0:41:06 > 0:41:08but I've loved working alongside Kim. It's been a great experience.

0:41:08 > 0:41:10That's what I was here for.

0:41:10 > 0:41:12- BRYN:- We're all so close.

0:41:12 > 0:41:14There's two points between all four of us, so you never know.

0:41:14 > 0:41:16I really think anybody can win it.

0:41:16 > 0:41:17- ATUL:- Doesn't matter what the result is.

0:41:17 > 0:41:20- For me, you are the winner. - Ah, thank you.

0:41:23 > 0:41:26Firstly, I'd like to say a big well done to all of you.

0:41:26 > 0:41:29It's been a brilliant week. Pierre, you would agree?

0:41:29 > 0:41:31Yes, congratulations to all of you.

0:41:31 > 0:41:34What I've seen today was very, very good.

0:41:34 > 0:41:36I'm a bit sad about the aubergine.

0:41:36 > 0:41:40It was the Achilles tendon of the day, but well done in general.

0:41:40 > 0:41:43So, it's now time to declare this week's Yes Chef winners.

0:41:43 > 0:41:47So, in joint third place, with 20 points,

0:41:47 > 0:41:50it's Ryan and Charlie

0:41:50 > 0:41:52and Bryn and Matt.

0:41:53 > 0:41:56So, in second place, with 21 points...

0:42:00 > 0:42:01..it's Kim and Claire.

0:42:01 > 0:42:05- So, this week's winners are Atul and Harry, with 24 points.- Yes!

0:42:05 > 0:42:07Well done.

0:42:09 > 0:42:13When I started cooking with Harriet, I saw she was miles ahead

0:42:13 > 0:42:16and she's a passionate cook. She puts her heart and soul into it.

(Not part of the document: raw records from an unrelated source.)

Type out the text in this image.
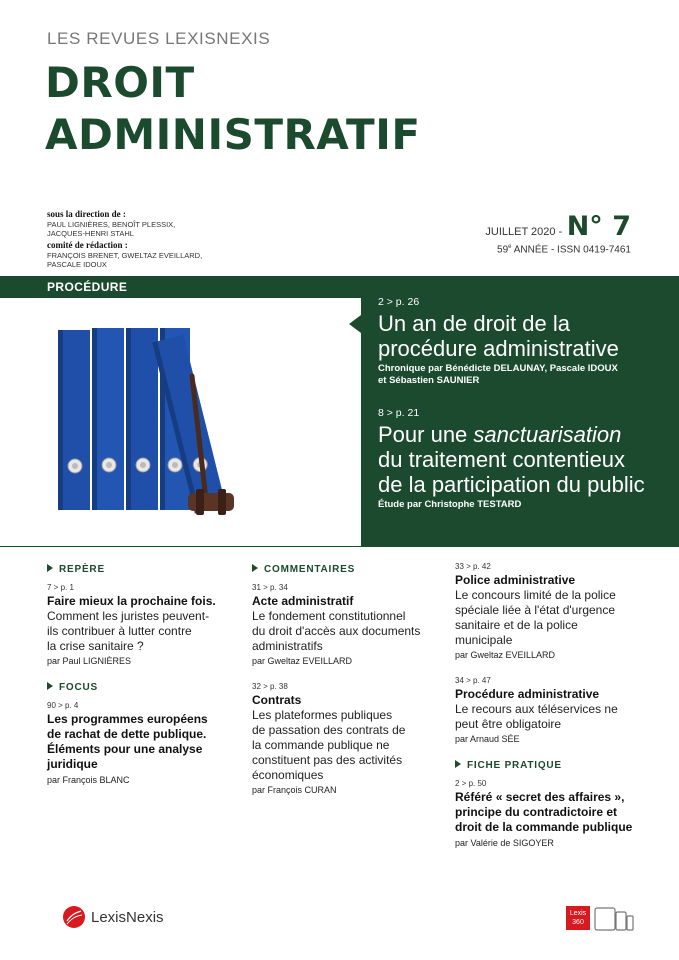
LES REVUES LEXISNEXIS
DROIT
ADMINISTRATIF
sous la direction de :
PAUL LIGNIÈRES, BENOÎT PLESSIX,
JACQUES-HENRI STAHL
comité de rédaction :
FRANÇOIS BRENET, GWELTAZ EVEILLARD,
PASCALE IDOUX
JUILLET 2020 - N° 7
59e ANNÉE - ISSN 0419-7461
PROCÉDURE
2 > p. 26
Un an de droit de la
procédure administrative
Chronique par Bénédicte DELAUNAY, Pascale IDOUX
et Sébastien SAUNIER
8 > p. 21
Pour une sanctuarisation
du traitement contentieux
de la participation du public
Étude par Christophe TESTARD
REPÈRE
7 > p. 1
Faire mieux la prochaine fois.
Comment les juristes peuvent-
ils contribuer à lutter contre
la crise sanitaire ?
par Paul LIGNIÈRES
FOCUS
90 > p. 4
Les programmes européens
de rachat de dette publique.
Éléments pour une analyse
juridique
par François BLANC
COMMENTAIRES
31 > p. 34
Acte administratif
Le fondement constitutionnel
du droit d'accès aux documents
administratifs
par Gweltaz EVEILLARD
32 > p. 38
Contrats
Les plateformes publiques
de passation des contrats de
la commande publique ne
constituent pas des activités
économiques
par François CURAN
33 > p. 42
Police administrative
Le concours limité de la police
spéciale liée à l'état d'urgence
sanitaire et de la police
municipale
par Gweltaz EVEILLARD
34 > p. 47
Procédure administrative
Le recours aux téléservices ne
peut être obligatoire
par Arnaud SÉE
FICHE PRATIQUE
2 > p. 50
Référé « secret des affaires »,
principe du contradictoire et
droit de la commande publique
par Valérie de SIGOYER
LexisNexis	Lexis
360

0:42:16 > 0:42:20He's a fantastic teacher and being so confident all the way through

0:42:20 > 0:42:22has just built my confidence up.

0:42:22 > 0:42:24Absolutely over the moon, you know.

0:42:24 > 0:42:27For me, it's about taking part and it's not about the winning,

0:42:27 > 0:42:29it's about what a fantastic job Claire has done,

0:42:29 > 0:42:31so I'm really super proud of her.

0:42:31 > 0:42:34And here, Harry, is a little something for you to remind you

0:42:34 > 0:42:38- of your time in the Yes, Chef kitchen.- Ah...- Well done.

0:42:38 > 0:42:39- Thank you.- Well done.

0:42:39 > 0:42:43- Pierre said you cooked better than me.- Yeah.

0:42:43 > 0:42:45And that's the best compliment I ever got.

0:42:45 > 0:42:48Next week, on Yes, Chef,

0:42:48 > 0:42:52four more top chefs will be on the hunt for their perfect partners.

0:42:52 > 0:42:54It's just called natural.

0:42:54 > 0:42:56For the home cooks, it's the chance

0:42:56 > 0:42:58to work alongside the best in the business.

0:42:58 > 0:43:01It's just something I've never tried to do before. More nerve-racking.

0:43:01 > 0:43:05But who will be chosen and who will be Yes, Chef champions?